The Koizumi family has been prominent in Japanese politics since the early 1900s.  Notable members of this family include:

 Matajirō Koizumi (1865–1951) – Minister of Posts and Telecommunications, he was known as the "wild man" and "tattoo minister" because of a large dragon Irezumi tattoo on his back. While many other politicians of his era descended from the samurai class, Matajirō's father Yoshibe Koizumi was a scaffolder and commoner.
 Jun'ya Koizumi (1904–1969) – Son-in-law of Matajirō. Served as Director General of the Japanese Defense Agency.

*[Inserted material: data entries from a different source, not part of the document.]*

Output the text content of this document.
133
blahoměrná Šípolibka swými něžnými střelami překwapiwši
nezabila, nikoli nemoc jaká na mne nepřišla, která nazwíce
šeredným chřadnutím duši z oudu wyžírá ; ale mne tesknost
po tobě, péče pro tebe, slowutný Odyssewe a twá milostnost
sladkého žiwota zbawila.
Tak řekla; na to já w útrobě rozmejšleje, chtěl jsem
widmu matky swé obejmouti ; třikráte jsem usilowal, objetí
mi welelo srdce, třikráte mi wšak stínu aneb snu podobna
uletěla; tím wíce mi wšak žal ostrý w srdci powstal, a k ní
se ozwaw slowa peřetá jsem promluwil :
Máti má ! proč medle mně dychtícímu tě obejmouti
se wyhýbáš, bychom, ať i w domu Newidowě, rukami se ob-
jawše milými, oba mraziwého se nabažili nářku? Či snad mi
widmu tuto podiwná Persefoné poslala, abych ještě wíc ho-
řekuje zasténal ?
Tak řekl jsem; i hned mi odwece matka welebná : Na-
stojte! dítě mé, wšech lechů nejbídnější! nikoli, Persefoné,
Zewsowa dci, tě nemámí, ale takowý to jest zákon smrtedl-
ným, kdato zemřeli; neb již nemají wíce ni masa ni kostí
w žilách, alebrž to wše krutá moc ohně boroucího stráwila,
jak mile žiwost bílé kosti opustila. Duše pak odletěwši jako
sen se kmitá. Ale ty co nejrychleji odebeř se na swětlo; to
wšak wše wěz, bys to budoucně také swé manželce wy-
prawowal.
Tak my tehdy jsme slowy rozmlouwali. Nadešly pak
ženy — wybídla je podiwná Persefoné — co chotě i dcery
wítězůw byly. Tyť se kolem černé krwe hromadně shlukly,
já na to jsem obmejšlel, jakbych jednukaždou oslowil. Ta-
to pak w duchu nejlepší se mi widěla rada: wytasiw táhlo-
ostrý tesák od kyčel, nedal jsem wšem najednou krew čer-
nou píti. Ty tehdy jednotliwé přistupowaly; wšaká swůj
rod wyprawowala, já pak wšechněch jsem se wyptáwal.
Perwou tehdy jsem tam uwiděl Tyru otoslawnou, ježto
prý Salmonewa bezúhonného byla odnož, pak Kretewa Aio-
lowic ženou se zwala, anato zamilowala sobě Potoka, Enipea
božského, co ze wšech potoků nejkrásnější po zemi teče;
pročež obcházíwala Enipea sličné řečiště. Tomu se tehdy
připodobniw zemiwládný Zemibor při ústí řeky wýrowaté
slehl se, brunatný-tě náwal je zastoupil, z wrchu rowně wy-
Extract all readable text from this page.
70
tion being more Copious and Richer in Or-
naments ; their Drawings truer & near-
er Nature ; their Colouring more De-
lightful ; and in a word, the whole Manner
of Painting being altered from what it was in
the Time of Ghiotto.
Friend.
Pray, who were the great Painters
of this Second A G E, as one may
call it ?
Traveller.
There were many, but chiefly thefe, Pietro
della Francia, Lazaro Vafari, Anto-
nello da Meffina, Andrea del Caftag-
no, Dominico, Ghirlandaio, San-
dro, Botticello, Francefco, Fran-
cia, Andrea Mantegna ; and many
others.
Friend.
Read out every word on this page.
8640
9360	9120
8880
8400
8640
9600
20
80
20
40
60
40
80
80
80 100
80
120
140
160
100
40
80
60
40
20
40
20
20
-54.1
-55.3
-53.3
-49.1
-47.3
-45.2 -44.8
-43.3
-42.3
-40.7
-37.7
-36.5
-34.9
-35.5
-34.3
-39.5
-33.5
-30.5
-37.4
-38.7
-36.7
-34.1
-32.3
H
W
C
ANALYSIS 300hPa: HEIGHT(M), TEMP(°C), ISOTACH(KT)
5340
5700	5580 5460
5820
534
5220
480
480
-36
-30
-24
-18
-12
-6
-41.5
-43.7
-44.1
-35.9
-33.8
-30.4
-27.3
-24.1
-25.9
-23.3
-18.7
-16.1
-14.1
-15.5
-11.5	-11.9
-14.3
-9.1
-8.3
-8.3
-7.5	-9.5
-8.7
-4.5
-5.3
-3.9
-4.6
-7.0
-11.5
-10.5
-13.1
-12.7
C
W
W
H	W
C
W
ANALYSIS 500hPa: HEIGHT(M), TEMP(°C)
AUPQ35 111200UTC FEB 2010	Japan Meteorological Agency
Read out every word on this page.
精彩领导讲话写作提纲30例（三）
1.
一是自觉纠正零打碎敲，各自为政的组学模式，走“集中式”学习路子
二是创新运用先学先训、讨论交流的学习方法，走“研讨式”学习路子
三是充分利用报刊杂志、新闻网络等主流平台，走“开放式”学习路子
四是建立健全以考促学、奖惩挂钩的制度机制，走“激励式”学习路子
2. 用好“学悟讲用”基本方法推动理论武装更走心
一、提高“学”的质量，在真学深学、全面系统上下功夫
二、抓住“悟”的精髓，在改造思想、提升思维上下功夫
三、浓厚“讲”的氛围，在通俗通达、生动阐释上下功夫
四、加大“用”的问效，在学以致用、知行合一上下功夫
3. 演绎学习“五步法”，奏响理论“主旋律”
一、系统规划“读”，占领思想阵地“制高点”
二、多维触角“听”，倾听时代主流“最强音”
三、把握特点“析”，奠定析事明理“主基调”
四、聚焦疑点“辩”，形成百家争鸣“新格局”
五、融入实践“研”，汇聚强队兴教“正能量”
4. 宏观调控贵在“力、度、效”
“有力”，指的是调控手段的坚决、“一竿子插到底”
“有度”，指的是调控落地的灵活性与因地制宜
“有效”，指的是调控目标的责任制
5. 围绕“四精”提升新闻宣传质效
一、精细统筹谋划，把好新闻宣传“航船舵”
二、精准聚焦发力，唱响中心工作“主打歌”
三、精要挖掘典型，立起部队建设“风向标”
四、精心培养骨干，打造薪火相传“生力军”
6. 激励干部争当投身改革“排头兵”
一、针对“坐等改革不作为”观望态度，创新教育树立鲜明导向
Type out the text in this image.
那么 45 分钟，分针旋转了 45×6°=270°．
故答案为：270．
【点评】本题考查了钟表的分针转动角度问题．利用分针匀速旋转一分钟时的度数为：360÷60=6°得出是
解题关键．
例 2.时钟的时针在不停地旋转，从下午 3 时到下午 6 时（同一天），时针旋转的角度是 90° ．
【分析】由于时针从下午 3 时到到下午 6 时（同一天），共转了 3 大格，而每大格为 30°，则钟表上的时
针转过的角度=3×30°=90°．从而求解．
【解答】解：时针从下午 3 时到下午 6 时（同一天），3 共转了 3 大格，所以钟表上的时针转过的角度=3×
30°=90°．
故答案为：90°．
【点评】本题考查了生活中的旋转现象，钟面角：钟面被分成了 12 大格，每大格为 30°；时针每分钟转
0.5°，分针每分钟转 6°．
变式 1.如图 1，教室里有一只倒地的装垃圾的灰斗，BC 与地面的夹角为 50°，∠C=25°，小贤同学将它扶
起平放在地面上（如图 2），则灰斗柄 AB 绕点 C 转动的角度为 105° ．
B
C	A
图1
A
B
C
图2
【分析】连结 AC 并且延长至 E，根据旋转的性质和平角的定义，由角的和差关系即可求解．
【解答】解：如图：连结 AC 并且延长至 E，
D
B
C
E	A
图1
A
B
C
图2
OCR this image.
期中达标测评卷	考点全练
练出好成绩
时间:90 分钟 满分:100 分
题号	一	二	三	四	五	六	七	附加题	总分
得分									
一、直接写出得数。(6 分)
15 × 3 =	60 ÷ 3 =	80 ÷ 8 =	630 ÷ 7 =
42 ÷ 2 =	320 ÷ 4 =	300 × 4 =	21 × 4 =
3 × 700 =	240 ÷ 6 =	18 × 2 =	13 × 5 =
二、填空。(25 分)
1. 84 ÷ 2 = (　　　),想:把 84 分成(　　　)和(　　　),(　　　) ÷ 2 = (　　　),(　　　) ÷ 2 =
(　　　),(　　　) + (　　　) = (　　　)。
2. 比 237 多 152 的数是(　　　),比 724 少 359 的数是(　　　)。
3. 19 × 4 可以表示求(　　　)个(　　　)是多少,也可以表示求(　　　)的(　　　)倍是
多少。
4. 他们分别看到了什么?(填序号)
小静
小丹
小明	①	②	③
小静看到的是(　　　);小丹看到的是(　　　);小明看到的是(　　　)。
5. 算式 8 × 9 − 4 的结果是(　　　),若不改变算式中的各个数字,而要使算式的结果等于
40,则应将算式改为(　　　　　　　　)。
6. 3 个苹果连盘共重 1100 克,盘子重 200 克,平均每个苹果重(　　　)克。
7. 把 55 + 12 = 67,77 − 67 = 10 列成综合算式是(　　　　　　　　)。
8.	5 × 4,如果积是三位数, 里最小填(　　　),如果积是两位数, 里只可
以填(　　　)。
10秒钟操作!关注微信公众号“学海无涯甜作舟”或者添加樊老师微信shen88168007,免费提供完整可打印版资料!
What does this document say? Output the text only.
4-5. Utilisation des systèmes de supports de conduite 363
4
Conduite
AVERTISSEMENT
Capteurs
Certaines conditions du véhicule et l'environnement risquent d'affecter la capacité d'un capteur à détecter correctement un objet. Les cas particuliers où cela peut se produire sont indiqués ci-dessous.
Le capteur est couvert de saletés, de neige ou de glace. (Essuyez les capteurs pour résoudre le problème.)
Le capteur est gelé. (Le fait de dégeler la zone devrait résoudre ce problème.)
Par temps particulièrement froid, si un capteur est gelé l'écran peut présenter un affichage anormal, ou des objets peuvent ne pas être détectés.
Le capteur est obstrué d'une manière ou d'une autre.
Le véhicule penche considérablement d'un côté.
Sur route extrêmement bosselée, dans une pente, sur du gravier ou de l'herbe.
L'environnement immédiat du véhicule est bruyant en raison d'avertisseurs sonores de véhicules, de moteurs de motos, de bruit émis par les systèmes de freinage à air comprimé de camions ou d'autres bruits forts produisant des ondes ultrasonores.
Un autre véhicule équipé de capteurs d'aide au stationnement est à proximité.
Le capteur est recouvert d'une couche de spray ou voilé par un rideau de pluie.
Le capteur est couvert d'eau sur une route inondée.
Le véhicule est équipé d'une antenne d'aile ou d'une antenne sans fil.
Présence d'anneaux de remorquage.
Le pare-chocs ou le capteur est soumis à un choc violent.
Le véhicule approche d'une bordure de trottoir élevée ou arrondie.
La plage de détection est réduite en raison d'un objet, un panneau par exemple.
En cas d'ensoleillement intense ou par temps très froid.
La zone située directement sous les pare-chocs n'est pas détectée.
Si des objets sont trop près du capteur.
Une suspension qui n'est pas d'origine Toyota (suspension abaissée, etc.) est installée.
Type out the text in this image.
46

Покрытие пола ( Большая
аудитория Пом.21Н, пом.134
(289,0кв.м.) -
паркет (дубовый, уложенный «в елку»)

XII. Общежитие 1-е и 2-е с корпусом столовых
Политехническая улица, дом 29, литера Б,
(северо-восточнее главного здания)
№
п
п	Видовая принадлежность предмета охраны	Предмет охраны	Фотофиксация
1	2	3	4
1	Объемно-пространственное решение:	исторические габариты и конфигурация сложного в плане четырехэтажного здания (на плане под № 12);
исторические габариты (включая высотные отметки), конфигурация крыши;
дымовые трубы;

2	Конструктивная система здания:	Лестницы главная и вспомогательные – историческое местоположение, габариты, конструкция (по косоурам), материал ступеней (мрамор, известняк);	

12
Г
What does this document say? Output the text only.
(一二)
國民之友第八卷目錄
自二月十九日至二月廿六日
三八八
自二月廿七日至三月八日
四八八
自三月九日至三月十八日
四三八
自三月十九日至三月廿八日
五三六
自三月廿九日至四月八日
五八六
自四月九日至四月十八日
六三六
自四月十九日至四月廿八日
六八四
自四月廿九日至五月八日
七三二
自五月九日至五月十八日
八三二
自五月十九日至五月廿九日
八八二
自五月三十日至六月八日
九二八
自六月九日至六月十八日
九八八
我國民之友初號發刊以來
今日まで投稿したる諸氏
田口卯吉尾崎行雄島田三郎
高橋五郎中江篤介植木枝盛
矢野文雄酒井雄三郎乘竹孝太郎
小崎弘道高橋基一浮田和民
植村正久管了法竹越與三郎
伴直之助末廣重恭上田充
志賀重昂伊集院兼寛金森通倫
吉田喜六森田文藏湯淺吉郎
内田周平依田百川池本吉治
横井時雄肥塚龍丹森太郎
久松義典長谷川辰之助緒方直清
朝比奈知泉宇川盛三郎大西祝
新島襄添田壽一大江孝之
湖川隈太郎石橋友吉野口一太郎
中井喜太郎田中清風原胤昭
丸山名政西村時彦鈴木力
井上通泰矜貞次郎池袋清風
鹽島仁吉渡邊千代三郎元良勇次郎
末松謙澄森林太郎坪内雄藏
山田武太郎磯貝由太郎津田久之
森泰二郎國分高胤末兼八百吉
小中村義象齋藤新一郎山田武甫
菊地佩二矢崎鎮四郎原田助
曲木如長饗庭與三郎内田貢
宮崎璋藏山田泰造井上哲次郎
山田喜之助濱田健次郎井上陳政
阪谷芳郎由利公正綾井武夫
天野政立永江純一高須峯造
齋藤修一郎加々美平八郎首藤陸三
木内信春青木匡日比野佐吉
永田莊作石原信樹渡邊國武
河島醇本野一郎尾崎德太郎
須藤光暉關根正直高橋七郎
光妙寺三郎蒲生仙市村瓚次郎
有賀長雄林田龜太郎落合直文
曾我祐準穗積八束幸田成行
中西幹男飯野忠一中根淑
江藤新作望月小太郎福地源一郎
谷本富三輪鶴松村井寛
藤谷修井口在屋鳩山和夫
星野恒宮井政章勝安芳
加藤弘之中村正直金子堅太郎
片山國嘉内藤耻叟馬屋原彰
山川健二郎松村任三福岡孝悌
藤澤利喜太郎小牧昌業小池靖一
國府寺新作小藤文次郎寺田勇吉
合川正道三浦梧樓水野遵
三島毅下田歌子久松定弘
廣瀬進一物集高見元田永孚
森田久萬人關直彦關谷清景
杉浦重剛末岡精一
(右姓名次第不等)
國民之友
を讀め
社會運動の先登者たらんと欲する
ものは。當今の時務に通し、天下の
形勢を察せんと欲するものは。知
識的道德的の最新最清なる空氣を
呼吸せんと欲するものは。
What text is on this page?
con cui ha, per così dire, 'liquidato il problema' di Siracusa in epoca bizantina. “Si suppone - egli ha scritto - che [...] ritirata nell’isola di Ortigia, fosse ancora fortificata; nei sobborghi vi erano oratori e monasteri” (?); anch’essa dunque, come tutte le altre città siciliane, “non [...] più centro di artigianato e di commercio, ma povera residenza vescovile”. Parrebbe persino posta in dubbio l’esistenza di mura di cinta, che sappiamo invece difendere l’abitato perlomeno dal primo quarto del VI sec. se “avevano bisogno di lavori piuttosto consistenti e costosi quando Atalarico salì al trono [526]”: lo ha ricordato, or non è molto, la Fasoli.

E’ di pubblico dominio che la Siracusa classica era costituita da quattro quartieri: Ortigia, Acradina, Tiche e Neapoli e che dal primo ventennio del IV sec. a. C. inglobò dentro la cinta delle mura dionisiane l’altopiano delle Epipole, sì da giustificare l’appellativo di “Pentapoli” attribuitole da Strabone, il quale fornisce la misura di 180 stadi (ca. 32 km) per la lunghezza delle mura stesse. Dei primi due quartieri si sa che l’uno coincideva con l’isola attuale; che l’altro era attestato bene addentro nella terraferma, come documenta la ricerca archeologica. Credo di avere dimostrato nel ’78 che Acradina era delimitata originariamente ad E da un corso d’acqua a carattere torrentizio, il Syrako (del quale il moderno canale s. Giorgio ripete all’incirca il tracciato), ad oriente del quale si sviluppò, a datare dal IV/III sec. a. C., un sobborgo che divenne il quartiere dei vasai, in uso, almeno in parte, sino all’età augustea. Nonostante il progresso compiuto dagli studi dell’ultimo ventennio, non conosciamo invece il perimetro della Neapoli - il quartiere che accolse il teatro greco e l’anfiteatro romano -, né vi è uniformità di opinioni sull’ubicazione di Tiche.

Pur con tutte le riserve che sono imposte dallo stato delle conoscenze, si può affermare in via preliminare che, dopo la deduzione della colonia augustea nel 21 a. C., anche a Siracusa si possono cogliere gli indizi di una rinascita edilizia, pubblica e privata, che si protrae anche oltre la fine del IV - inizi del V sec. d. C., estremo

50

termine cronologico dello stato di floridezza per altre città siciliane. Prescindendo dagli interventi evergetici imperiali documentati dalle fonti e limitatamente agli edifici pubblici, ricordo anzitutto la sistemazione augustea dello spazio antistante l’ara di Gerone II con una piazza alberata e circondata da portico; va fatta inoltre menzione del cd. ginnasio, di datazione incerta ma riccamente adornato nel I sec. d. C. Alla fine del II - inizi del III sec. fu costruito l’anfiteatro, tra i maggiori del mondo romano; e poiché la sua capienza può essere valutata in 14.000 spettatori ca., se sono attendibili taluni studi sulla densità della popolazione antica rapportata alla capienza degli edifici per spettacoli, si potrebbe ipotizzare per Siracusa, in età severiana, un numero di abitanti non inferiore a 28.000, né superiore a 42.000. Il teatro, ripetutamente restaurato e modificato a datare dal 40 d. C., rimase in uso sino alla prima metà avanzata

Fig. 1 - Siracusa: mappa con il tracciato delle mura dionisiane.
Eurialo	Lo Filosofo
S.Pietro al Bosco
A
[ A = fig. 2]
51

 Tetsugoro Iryo (1924/25–1945) – nephew of Jun'ya and cousin of Junichirō Koizumi, died a kamikaze pilot.
 Junichirō Koizumi (born 1942) – son of Jun'ya and grandson of Matajirō. Former Prime Minister of Japan.
 Kayoko Miyamoto (born 1957?) – ex-wife of Junichirō Koizumi.
 Kotaro Koizumi (born 1978) – actor, eldest son of Junichirō.
 Shinjirō Koizumi (born 1981) – politician, second son of Junichirō.
 Yoshinaga Miyamoto (born 1982) – third son of Junichirō, has never met his father.